On the opening day of the season, Ćurčić was on target during a 2-2 draw against his old club, Bolton. It was a frustrating yet entertaining start to the campaign, though rather than the wheels coming off, they were never truly attached in the first place. Goldberg’s brave new Palace were a mirage. By mid-January Venables was gone, replaced by Coppell, and Ćurčić fell onto the periphery of the team. Sat on the bench or patrolling the perimeter of the pitch with his anti-NATO placard, he became a peculiarity, even to a club that was something of a collective oddity.

His interest in football waning, in the summer of 1999 he left Palace as part of a massive cost-cutting exercise, joining the MetroStars. Not short of self-confidence, on his arrival Stateside, Ćurčić declared he could become the “Dennis Rodman of MLS.” The season already underway, he would return to the UK at its end, signing for Motherwell.  

Ćurčić’s flirtation with Scottish football a short-lived one. Motherwell’s would be the last shirt he would pull on as a professional footballer, before setting sail on his odyssey towards reality television and his eventual return to the game, via posting leaflets through the doors of west London. A talent lost, Ćurčić would eventually return to Palace in a coaching and hospitality capacity. As a player, however, it was all about fleeting glimpses of the genius he proclaimed himself to be, and the excesses of human fallibilities. 
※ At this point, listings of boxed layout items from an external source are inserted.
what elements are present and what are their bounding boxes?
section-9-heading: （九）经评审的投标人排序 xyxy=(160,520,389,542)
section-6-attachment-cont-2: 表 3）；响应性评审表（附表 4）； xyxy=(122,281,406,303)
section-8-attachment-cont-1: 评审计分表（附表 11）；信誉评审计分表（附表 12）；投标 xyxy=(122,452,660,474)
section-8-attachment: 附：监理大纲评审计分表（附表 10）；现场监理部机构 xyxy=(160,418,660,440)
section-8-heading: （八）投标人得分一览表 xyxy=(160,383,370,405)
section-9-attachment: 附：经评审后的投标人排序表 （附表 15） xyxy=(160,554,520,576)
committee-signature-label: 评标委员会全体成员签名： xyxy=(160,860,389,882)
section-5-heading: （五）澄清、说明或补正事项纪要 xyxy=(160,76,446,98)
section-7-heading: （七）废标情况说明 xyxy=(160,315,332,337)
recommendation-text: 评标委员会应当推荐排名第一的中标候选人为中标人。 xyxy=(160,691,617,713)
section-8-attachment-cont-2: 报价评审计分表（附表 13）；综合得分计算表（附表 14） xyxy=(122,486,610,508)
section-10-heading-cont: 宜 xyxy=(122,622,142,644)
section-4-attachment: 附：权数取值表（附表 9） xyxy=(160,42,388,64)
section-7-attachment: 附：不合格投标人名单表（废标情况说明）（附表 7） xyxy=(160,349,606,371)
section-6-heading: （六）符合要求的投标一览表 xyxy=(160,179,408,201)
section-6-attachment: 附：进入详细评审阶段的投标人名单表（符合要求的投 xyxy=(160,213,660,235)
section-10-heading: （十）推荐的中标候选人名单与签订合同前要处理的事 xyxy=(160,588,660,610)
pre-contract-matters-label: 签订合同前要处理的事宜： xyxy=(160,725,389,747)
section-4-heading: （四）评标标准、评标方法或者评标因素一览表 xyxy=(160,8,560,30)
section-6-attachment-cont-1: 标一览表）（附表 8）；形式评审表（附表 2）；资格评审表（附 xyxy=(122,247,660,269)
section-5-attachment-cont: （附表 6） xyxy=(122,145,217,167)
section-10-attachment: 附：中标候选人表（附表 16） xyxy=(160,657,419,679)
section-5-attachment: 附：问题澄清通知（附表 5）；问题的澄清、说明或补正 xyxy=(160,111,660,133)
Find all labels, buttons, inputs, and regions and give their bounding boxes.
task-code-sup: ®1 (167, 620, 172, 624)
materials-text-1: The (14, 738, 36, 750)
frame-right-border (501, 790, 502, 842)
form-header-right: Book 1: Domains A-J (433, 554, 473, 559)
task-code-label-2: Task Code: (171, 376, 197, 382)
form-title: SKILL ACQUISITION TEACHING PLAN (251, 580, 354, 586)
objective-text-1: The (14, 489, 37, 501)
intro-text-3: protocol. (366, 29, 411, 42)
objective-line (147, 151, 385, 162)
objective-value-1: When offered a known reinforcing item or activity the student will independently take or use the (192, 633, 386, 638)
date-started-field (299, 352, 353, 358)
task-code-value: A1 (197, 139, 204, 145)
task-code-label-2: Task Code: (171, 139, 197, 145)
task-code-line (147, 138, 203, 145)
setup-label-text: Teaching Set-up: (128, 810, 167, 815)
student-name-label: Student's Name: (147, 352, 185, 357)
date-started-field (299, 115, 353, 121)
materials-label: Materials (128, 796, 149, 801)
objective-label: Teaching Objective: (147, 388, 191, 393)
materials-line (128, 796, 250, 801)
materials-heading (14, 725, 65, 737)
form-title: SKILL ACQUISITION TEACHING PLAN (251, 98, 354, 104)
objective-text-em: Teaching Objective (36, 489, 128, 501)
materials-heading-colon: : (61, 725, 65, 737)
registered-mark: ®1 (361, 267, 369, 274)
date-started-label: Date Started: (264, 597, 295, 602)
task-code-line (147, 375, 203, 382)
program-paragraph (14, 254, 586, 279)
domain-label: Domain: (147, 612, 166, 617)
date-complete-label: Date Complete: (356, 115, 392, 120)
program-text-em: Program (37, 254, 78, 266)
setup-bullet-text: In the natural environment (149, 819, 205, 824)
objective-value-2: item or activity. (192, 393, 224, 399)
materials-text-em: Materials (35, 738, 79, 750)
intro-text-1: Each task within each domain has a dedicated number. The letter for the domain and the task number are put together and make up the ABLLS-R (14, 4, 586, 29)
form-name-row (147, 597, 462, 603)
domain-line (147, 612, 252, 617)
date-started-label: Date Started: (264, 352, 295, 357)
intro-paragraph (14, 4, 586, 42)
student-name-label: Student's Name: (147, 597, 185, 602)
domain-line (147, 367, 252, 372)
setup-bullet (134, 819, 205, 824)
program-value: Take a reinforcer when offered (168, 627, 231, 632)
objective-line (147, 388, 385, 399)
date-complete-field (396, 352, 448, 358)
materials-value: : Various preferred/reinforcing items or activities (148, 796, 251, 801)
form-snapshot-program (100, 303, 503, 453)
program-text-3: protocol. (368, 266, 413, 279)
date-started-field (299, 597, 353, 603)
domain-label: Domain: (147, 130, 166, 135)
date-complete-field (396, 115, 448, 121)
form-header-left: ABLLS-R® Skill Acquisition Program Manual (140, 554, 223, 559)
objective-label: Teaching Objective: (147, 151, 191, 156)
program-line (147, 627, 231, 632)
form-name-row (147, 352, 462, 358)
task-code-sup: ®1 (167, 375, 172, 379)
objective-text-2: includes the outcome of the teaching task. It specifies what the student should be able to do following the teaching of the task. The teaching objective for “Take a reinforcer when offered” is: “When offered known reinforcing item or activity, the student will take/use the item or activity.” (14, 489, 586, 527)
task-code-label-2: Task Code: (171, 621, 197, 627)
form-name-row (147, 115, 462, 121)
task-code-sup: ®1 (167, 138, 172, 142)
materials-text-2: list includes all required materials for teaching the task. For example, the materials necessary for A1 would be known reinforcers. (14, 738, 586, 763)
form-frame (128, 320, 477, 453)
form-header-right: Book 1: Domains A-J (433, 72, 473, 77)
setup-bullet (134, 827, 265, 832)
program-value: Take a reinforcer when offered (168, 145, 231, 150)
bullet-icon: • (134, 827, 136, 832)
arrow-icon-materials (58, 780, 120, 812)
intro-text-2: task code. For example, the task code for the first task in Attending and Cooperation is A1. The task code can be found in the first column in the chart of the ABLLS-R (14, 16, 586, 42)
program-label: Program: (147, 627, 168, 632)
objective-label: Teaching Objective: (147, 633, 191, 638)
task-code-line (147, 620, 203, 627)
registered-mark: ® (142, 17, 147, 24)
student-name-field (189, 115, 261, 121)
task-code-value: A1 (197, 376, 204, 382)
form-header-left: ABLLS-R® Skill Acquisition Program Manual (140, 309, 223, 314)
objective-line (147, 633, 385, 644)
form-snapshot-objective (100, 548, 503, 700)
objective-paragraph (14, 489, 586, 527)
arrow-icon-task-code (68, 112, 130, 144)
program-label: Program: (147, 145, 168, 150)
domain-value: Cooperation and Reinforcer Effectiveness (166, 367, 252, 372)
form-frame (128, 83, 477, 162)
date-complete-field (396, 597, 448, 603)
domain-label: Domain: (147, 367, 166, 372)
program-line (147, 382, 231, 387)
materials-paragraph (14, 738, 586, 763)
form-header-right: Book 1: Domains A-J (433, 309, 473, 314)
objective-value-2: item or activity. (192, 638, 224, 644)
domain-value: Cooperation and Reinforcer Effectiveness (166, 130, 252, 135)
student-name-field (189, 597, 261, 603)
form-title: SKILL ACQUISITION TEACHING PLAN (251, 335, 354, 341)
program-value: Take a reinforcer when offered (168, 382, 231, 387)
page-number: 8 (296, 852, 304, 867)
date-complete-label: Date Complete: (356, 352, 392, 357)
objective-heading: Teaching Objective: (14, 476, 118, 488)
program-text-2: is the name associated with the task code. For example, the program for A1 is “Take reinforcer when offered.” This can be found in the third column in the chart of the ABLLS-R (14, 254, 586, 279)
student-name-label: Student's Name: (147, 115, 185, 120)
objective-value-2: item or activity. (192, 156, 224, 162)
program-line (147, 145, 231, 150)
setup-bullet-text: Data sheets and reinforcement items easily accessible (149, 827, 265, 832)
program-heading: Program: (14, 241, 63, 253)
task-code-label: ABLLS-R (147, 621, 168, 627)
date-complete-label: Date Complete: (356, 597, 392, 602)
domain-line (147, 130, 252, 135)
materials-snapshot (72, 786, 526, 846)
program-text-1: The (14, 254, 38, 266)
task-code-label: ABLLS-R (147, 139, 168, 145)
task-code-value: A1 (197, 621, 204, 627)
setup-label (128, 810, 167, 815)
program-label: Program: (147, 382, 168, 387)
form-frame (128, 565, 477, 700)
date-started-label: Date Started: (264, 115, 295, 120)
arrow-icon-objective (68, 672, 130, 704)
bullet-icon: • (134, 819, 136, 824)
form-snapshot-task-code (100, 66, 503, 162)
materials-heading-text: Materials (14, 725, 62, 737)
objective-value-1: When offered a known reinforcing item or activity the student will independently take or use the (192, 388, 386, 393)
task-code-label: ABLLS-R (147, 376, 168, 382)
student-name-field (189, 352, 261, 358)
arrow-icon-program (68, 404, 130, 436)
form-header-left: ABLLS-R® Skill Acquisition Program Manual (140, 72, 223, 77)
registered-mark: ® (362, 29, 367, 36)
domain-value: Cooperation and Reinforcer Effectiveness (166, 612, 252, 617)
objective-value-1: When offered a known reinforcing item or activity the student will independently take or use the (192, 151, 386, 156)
Had Ćurčić remained at Bolton in the summer of 1996, he might well have become an enduring hero of a club that returned to the Premier League at the first time of asking. Yet, nobody could blame him for his move to an Aston Villa that was in rude health. It was a big-money transfer that proved to mark the beginning of the end for him, rather than the start of something bigger and better. Instead, Ćurčić was one of the first true instances of the Premier League boom and bust future.